The approach allows citizens to turn in guns anonymously for payment, in order to reduce the number of weapons on the street and remove them from the hands of persons not be trained to use them.

"Recent events like the school shooting in Sandy Hook, Connecticut, have increased awareness in our nation about the prevalence of guns in our society," Peterson said. "Contra Costa County is no stranger to gun violence, as we have seen many gun-related deaths, especially among our youth."

Participants will be paid for their operable firearms with gift cards to a retailer of their choice, up to $50 for a rifle or shotgun, $100 for a handgun, and $200 for an assault weapon, Peterson said.
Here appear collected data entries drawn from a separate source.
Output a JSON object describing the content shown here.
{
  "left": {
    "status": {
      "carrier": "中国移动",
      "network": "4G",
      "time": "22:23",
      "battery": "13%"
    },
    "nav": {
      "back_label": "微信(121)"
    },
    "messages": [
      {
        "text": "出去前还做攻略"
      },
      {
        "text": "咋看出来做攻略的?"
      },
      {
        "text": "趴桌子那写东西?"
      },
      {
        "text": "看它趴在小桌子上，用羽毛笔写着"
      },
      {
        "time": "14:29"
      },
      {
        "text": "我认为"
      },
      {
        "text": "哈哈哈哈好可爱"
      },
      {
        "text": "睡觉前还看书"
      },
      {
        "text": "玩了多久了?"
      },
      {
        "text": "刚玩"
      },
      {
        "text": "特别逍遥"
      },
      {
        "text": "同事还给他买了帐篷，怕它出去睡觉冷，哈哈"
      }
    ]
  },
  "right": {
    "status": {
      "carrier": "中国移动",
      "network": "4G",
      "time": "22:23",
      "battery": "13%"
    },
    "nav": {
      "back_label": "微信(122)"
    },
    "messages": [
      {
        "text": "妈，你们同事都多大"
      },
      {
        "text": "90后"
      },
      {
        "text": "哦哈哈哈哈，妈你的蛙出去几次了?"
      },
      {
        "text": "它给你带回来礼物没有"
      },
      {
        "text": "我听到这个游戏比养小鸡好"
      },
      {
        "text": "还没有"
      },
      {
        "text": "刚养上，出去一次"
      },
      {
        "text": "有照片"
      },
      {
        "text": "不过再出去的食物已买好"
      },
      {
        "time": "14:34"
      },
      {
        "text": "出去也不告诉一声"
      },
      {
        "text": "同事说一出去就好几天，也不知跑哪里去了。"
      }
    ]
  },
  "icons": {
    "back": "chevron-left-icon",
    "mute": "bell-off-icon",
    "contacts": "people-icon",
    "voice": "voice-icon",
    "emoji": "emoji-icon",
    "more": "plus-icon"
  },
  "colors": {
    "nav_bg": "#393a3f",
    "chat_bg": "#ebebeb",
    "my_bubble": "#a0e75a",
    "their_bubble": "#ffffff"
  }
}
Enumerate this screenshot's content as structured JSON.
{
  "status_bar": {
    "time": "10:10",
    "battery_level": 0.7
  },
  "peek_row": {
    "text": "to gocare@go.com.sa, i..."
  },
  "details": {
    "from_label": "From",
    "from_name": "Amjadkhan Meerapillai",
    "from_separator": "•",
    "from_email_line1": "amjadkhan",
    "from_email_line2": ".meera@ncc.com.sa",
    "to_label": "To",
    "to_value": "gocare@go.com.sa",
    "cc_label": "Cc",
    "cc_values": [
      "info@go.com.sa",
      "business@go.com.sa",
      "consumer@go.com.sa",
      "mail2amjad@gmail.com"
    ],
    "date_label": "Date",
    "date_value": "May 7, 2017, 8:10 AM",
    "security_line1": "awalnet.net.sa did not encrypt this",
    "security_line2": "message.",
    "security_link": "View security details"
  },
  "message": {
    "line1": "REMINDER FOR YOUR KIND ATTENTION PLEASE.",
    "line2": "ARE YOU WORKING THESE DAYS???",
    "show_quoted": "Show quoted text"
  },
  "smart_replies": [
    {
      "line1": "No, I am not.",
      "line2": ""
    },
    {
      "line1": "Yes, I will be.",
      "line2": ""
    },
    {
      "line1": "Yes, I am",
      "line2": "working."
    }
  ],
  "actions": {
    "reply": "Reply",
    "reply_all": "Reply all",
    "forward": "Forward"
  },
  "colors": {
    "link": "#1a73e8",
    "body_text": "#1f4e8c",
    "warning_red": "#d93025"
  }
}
Using gift cards will not only stretch the program's resources by taking advantage of discounts offered by retailers on bulk purchases of the cards, but Peterson said this process helps ensure that people bring in their guns for the right reasons.

"We don't want people going out and looking for guns to steal and bring in for cash, and we don't want people possibly using this cash to go out and buy drugs," Peterson said. "We basically want to encourage more legitimate users of the program."

The county is hoping to mimic the success other local counties and cities have had with their own buyback programs, Peterson said. The city of Pittsburg collected 291 firearms in March, and other programs in Marin and Santa Clara counties collected 856 and 1,116 guns respectively.

While counties like Marin bought back residents' firearms in cash, Peterson said nearby Solano County saw the same positive results using the gift card system, and that he does not see the method of payment as a deterrent to potential participants.

Citizens are asked to bring their firearms unloaded and in the trunk of their vehicle to the events, and may remain anonymous throughout the process. Police will not generate any reports during the event, nor will they run any person for warrants, Peterson said.

All serial numbers on the guns will be checked to confirm the firearm is not stolen, Peterson said. Any stolen guns collected will be returned to their rightful owner, and all other firearms collected will be destroyed.

Police departments in Richmond, Antioch, Brentwood, San Ramon, Concord and Martinez have signed up for the program, Peterson said, and Chevron, Tesoro, Phillips 66 and Shell have already committed a total of $40,000 to fund it. The estimated cost of the program is about $150,000 and the District Attorney's Office will continue seeking cash donations for the program.